Still Better Than Anything The Walking Dead Attempted

The later seasons of Game of Thrones weren’t the show it used to be. The writing had gotten faster, looser, more interested in spectacle than in the slow-burn consequence that made the early seasons genuinely great. You felt it in the dialogue, in the way plot points that once would have taken a full season to develop now resolved themselves inside a single episode. But even at its most frantic and fan-service-y, it was still better television than almost anything else on at the time. Which, yes, is partly a condemnation of the competition—The Walking Dead had long since eaten itself alive by then.

The Season 7 trailer had all the expected pieces in their expected positions: Daenerys finally arriving in Westeros after six seasons of continent-hopping, Jon Snow bracing for the White Walker army, Arya somewhere deep in a blood rage.
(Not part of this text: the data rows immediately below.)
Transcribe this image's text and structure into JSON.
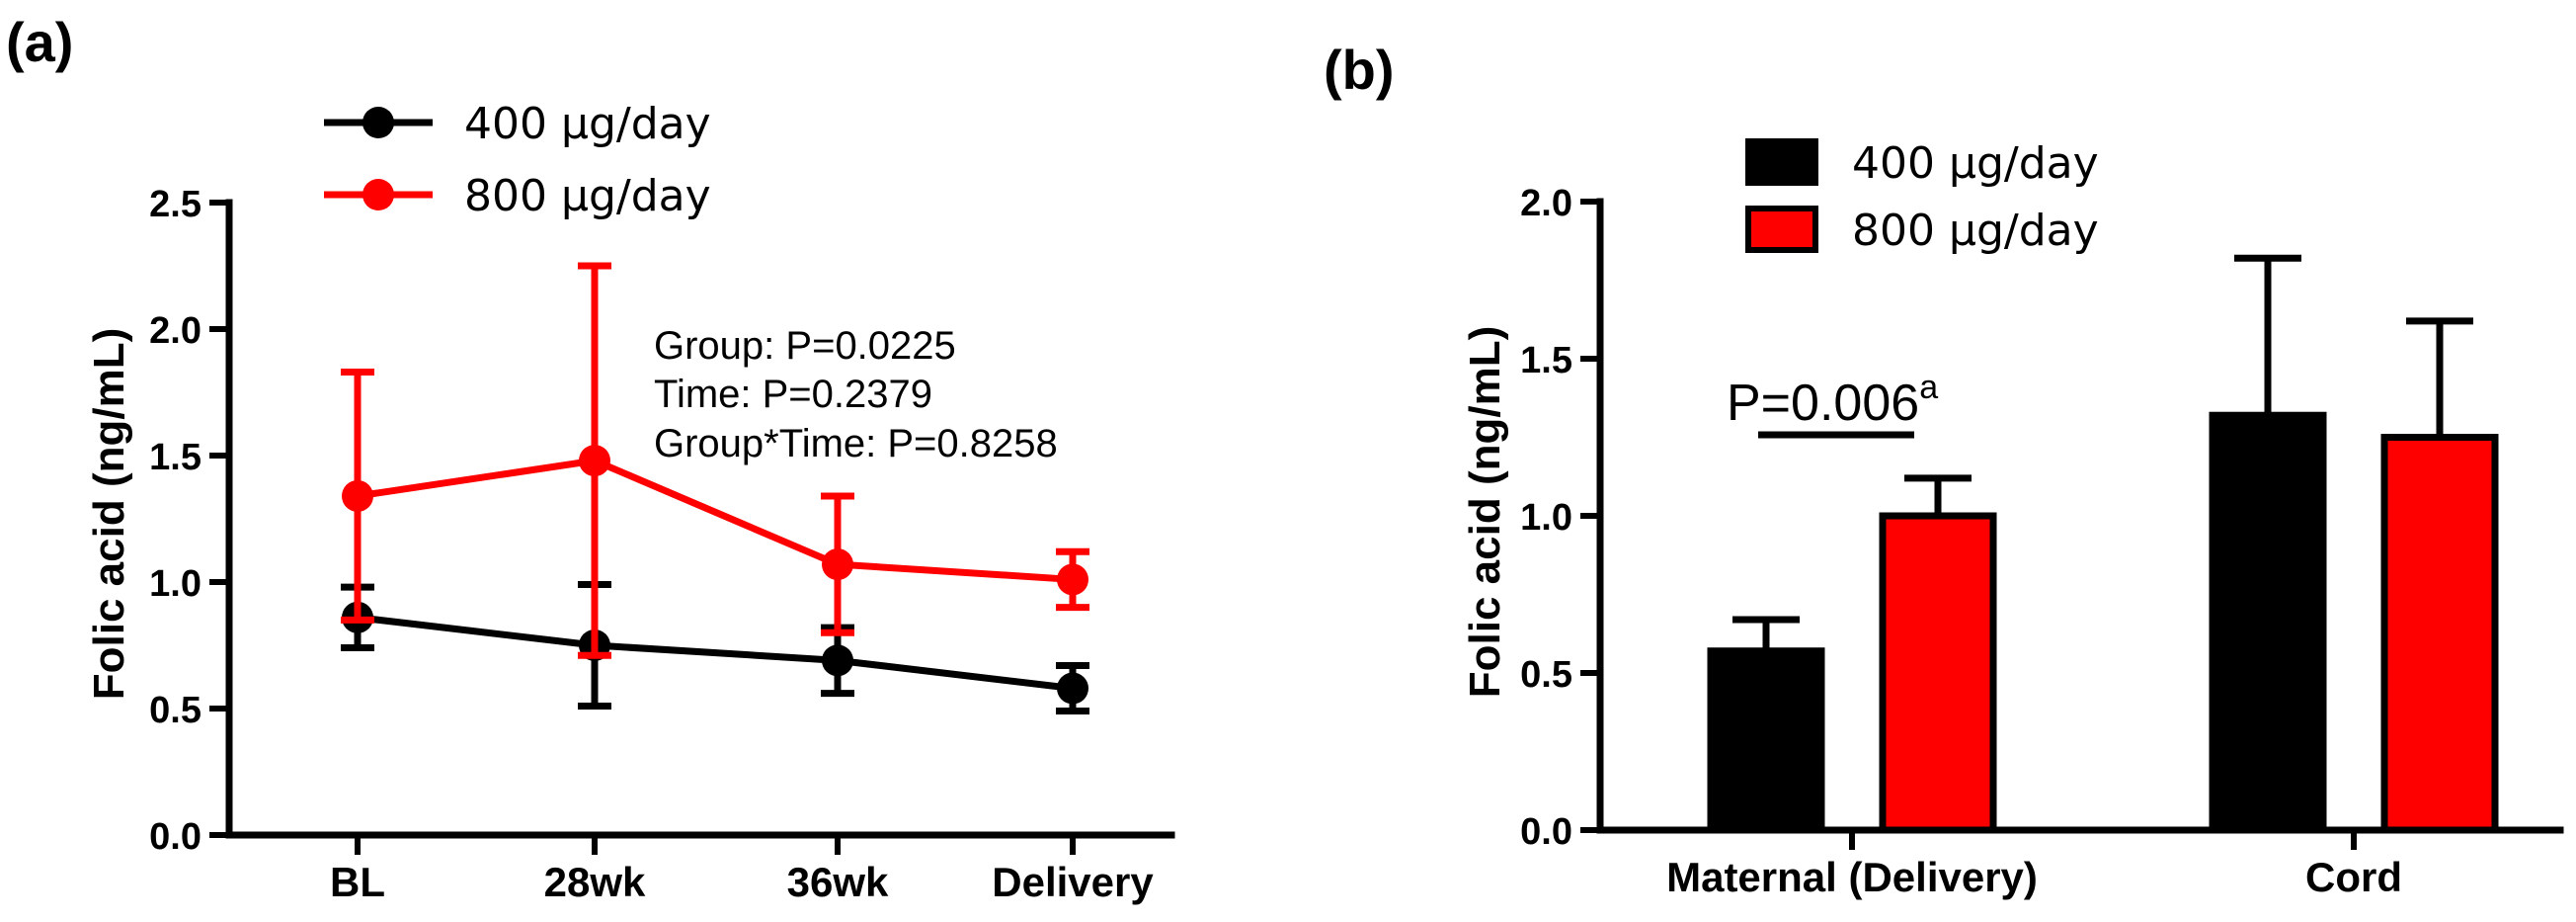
{
  "colors": {
    "group400": "#000000",
    "group800": "#ff0000"
  },
  "chart_data": [
    {
      "panel_label": "(a)",
      "type": "line",
      "title": "",
      "xlabel": "",
      "ylabel": "Folic acid (ng/mL)",
      "categories": [
        "BL",
        "28wk",
        "36wk",
        "Delivery"
      ],
      "ylim": [
        0,
        2.5
      ],
      "yticks": [
        "0.0",
        "0.5",
        "1.0",
        "1.5",
        "2.0",
        "2.5"
      ],
      "legend": {
        "placement": "top-left",
        "entries": [
          "400 μg/day",
          "800 μg/day"
        ]
      },
      "series": [
        {
          "name": "400 μg/day",
          "color": "#000000",
          "values": [
            0.86,
            0.75,
            0.69,
            0.58
          ],
          "err": [
            0.12,
            0.24,
            0.13,
            0.09
          ]
        },
        {
          "name": "800 μg/day",
          "color": "#ff0000",
          "values": [
            1.34,
            1.48,
            1.07,
            1.01
          ],
          "err": [
            0.49,
            0.77,
            0.27,
            0.11
          ]
        }
      ],
      "annotations": [
        "Group: P=0.0225",
        "Time: P=0.2379",
        "Group*Time: P=0.8258"
      ]
    },
    {
      "panel_label": "(b)",
      "type": "bar",
      "title": "",
      "xlabel": "",
      "ylabel": "Folic acid (ng/mL)",
      "categories": [
        "Maternal (Delivery)",
        "Cord"
      ],
      "ylim": [
        0,
        2.0
      ],
      "yticks": [
        "0.0",
        "0.5",
        "1.0",
        "1.5",
        "2.0"
      ],
      "legend": {
        "placement": "top-center",
        "entries": [
          "400 μg/day",
          "800 μg/day"
        ]
      },
      "series": [
        {
          "name": "400 μg/day",
          "color": "#000000",
          "values": [
            0.57,
            1.32
          ],
          "err": [
            0.1,
            0.5
          ]
        },
        {
          "name": "800 μg/day",
          "color": "#ff0000",
          "values": [
            1.0,
            1.25
          ],
          "err": [
            0.12,
            0.37
          ]
        }
      ],
      "significance": {
        "text": "P=0.006",
        "superscript": "a",
        "category": "Maternal (Delivery)"
      }
    }
  ]
}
The chess board reshuffled again. The trailer did what Game of Thrones trailers always did—communicated scale, accumulated weight, the sense that years of setup were finally paying out—without actually showing anything you could spoil.

I remember watching it and feeling that specific mix of anticipation and preemptive disappointment the show had trained into me by that point. The dragons would look incredible. The set pieces would be enormous. Whether the writing would hold up the architecture was less certain. As it turned out, the architecture wobbled considerably across Season 7—but there were still moments that reminded me exactly why I’d ever cared this much in the first place. Which might be the most honest thing you can say about a show in decline: it could still, occasionally, reach back and grab you.